Operating Lease vs. Finance (Capital) Lease

An operating lease is a rental agreement — payments are an operating expense and the asset stays off the balance sheet. A finance lease (formerly capital lease) puts the asset and a corresponding liability on the balance sheet, treated like debt.

Under legacy accounting (before ASC 842), operating leases were truly 'off-balance-sheet.' Finance leases (then called capital leases) required the lessee to record both the asset (right of use) and a corresponding lease liability on the balance sheet, with payments split between depreciation (asset amortization) and interest (liability reduction). ASC 842 (effective for most private companies in 2022) changed this: now both operating and finance leases must be on the balance sheet as right-of-use (ROU) assets and lease liabilities. The key difference is on the income statement and cash flow statement. For operating leases: single line-item operating lease expense. For finance leases: separate depreciation + interest expense (front-loaded cost under amortization schedules). For lenders, the balance sheet presentation matters. Businesses with significant operating leases now show more liabilities on the balance sheet under ASC 842. Lenders analyzing leverage ratios (debt-to-equity, debt-to-EBITDA) adjust for this. Many lenders add capitalized operating lease obligations to their debt analysis even when accounting presented them as off-balance-sheet. For tax purposes (separate from GAAP): operating lease payments are fully deductible as rent expense. Finance lease costs are split between depreciation (Section 179 or MACRS) and interest — both deductible, but with different timing. The tax distinction is separate from the GAAP/ASC 842 accounting distinction.

Examples

Frequently asked questions

How do lenders treat operating leases when calculating debt?

Most sophisticated lenders capitalize operating lease obligations and add them to adjusted debt for leverage ratio analysis. A common method: multiply annual operating lease expense by 6–8x (capitalizing at an implied interest rate). Under ASC 842, the balance sheet already shows the ROU liability — lenders include this in total debt calculations. Borrowers should anticipate that large operating lease portfolios (retail, restaurant chains) will be treated as debt by sophisticated lenders.

Which is better for taxes — operating or finance lease?

Finance leases (capital leases) allow Section 179 expensing or MACRS depreciation plus interest deduction — which can provide larger upfront tax deductions in early years. Operating leases provide level deductions over the lease term. The better choice depends on your tax position and cash flow needs. A tax advisor should model both scenarios for significant equipment acquisitions.

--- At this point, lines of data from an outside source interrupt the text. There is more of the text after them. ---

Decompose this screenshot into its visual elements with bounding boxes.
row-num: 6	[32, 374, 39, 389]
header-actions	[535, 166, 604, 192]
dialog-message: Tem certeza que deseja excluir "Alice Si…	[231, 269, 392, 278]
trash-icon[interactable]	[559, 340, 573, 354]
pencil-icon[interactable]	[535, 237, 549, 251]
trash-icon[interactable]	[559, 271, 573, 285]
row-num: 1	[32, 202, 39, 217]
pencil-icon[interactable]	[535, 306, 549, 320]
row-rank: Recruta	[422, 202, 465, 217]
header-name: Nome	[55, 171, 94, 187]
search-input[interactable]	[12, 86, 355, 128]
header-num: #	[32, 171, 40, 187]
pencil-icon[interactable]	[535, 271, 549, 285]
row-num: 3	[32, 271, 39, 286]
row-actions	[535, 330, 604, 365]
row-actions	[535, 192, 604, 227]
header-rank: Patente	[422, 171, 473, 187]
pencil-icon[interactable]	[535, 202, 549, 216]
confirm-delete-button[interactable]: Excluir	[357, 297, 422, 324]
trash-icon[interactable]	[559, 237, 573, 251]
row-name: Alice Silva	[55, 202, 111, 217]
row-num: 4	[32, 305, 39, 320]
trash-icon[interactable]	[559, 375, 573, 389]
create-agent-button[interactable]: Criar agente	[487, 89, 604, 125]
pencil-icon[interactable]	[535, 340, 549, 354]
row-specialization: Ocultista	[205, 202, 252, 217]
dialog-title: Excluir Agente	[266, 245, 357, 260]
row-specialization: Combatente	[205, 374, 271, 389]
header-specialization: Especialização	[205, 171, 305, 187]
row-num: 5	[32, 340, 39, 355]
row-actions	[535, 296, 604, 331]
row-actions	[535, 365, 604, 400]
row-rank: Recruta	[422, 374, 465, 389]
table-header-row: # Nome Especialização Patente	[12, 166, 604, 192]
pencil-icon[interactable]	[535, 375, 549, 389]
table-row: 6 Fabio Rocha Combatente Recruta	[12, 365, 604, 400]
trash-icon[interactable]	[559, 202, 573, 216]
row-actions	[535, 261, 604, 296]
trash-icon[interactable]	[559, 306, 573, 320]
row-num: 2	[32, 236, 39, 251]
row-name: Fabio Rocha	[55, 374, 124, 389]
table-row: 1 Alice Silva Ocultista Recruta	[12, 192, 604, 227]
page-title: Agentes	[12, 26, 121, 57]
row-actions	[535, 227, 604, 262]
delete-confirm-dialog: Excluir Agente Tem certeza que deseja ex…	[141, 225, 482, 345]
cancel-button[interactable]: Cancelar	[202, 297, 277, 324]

Does ASC 842 apply to small businesses?

ASC 842 applies to entities following GAAP. Private companies had a later effective date (fiscal years beginning after December 15, 2021 — most effective January 1, 2022). Very small businesses using compiled statements without a GAAP basis may not apply ASC 842. Lenders underwriting businesses with significant lease portfolios should ensure the accounting properly reflects lease obligations regardless of ASC 842 adoption.